174. Frokk yang Terprovokasi, Macan Tutul, dan sang Manusia
Lonceng peringatan berdentang, tetapi tidak ada yang terbangun oleh suaranya.
Seseorang yang sudah terjaga tidak bisa dibangunkan kembali.
Semua orang terjaga sepanjang malam dengan mata terbuka lebar.
Kabar bahwa para Gnoll akan datang lagi telah membuat mereka seperti ini.
Dan begitulah, kawanan monster itu kembali.
Kali ini, semuanya berbeda dari sebelumnya.
Di antara binatang buas yang menyerbu hingga memenuhi satu sisi tanah gersang itu, ada benda-benda yang belum pernah dia lihat sebelumnya.
Mereka mendekat secara berkelompok kecil, membawa objek-objek panjang di bawah lengan mereka.
Benda itu adalah sebuah 'alat', panjang dan penuh lubang di tengahnya.
Berbeda dari sebelumnya, mereka tidak menyerbu secara serampangan; mereka memiliki semacam keteraturan.
Ada puluhan kelompok seperti itu yang berkerumun.
Deutsch, sebagaimana yang pernah diajarkan oleh seorang tentara bayaran terlatih militer saat pertama kali terjun ke medan tempur, mencoba memperkirakan jumlah mereka.
Itu adalah metode membuat lingkaran dengan jari-jarinya, menghitung jumlah Gnoll di dalam lingkaran tersebut, lalu memperkirakan berapa banyak lingkaran yang bisa memenuhi seluruh area.
'Dua puluh.'
Sekitar dua puluh dalam satu lingkaran, dan mungkin ada lima puluh lingkaran seperti itu? Tampaknya jumlahnya sekitar itu.

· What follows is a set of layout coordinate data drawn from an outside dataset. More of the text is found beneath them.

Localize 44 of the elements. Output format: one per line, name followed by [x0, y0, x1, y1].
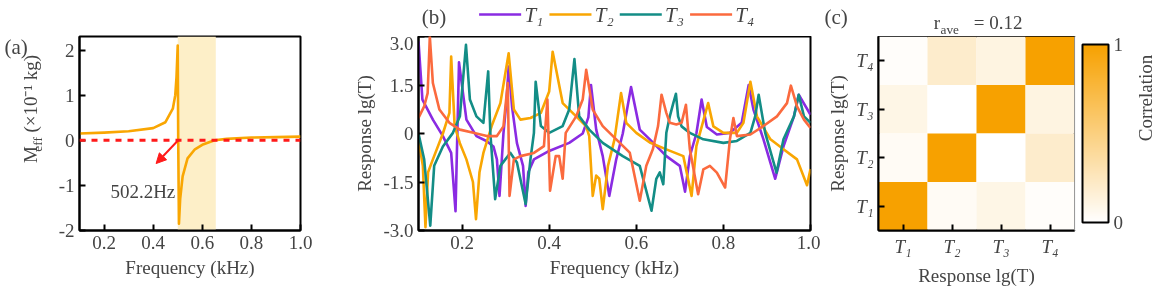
text: (b): [421, 4, 447, 29]
y-tick-label: -2: [58, 220, 75, 241]
y-tick-label: 0: [404, 123, 414, 144]
x-tick-label: 0.8: [239, 231, 264, 253]
annotation: 502.2Hz: [110, 181, 176, 203]
y-tick-label: T₃: [856, 98, 874, 120]
y-tick-label: T₄: [856, 50, 874, 72]
y-tick-label: 2: [65, 39, 75, 61]
x-axis-title: Response lg(T): [918, 264, 1035, 287]
x-tick-label: 1.0: [288, 231, 313, 253]
color-bar-title: Correlation: [1135, 54, 1155, 142]
x-axis-title: Frequency (kHz): [549, 256, 680, 279]
text: (c): [824, 4, 848, 29]
y-tick-label: -3.0: [383, 220, 414, 241]
y-tick-label: 3.0: [389, 32, 414, 54]
x-tick-label: T₂: [943, 235, 961, 257]
line-series: [79, 44, 301, 226]
y-tick-label: -1.5: [383, 171, 414, 193]
x-tick-label: 0.2: [92, 231, 116, 253]
legend-label: T₁: [524, 2, 544, 27]
x-tick-label: 0.4: [141, 231, 166, 253]
x-tick-label: T₃: [992, 235, 1010, 257]
y-tick-label: T₁: [856, 195, 874, 217]
y-axis-title: Response lg(T): [354, 75, 377, 192]
color-bar-label: 1: [1113, 34, 1123, 55]
x-tick-label: 0.8: [711, 231, 736, 253]
x-tick-label: T₁: [894, 235, 912, 257]
y-axis-title: Response lg(T): [827, 75, 850, 192]
y-tick-label: 1: [65, 84, 75, 106]
x-tick-label: T₄: [1041, 235, 1059, 257]
x-tick-label: 1.0: [796, 231, 821, 253]
y-tick-label: 1.5: [389, 74, 414, 96]
color-bar-label: 0: [1113, 212, 1123, 233]
y-tick-label: 0: [65, 129, 75, 151]
x-tick-label: 0.6: [624, 231, 649, 253]
x-axis-title: Frequency (kHz): [125, 256, 255, 279]
x-tick-label: 0.4: [537, 231, 562, 253]
y-tick-label: T₂: [856, 147, 874, 169]
y-tick-label: -1: [58, 174, 75, 196]
x-tick-label: 0.2: [450, 231, 474, 253]
legend-label: T₄: [735, 2, 755, 27]
x-tick-label: 0.6: [190, 231, 215, 253]
legend-label: T₂: [594, 2, 614, 27]
legend-label: T₃: [665, 2, 684, 27]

Bercampur di antara para Gnoll dan binatang hyena, ada gerombolan ghoul yang berjalan menyeret kaki.
Jumlah yang mengerikan.
Lebih banyak daripada kemarin.
Kemarin saja sudah seperti mimpi buruk.
Segalanya terasa mengerikan, tetapi yang paling mengerikan adalah apa yang mereka pegang di tangan mereka.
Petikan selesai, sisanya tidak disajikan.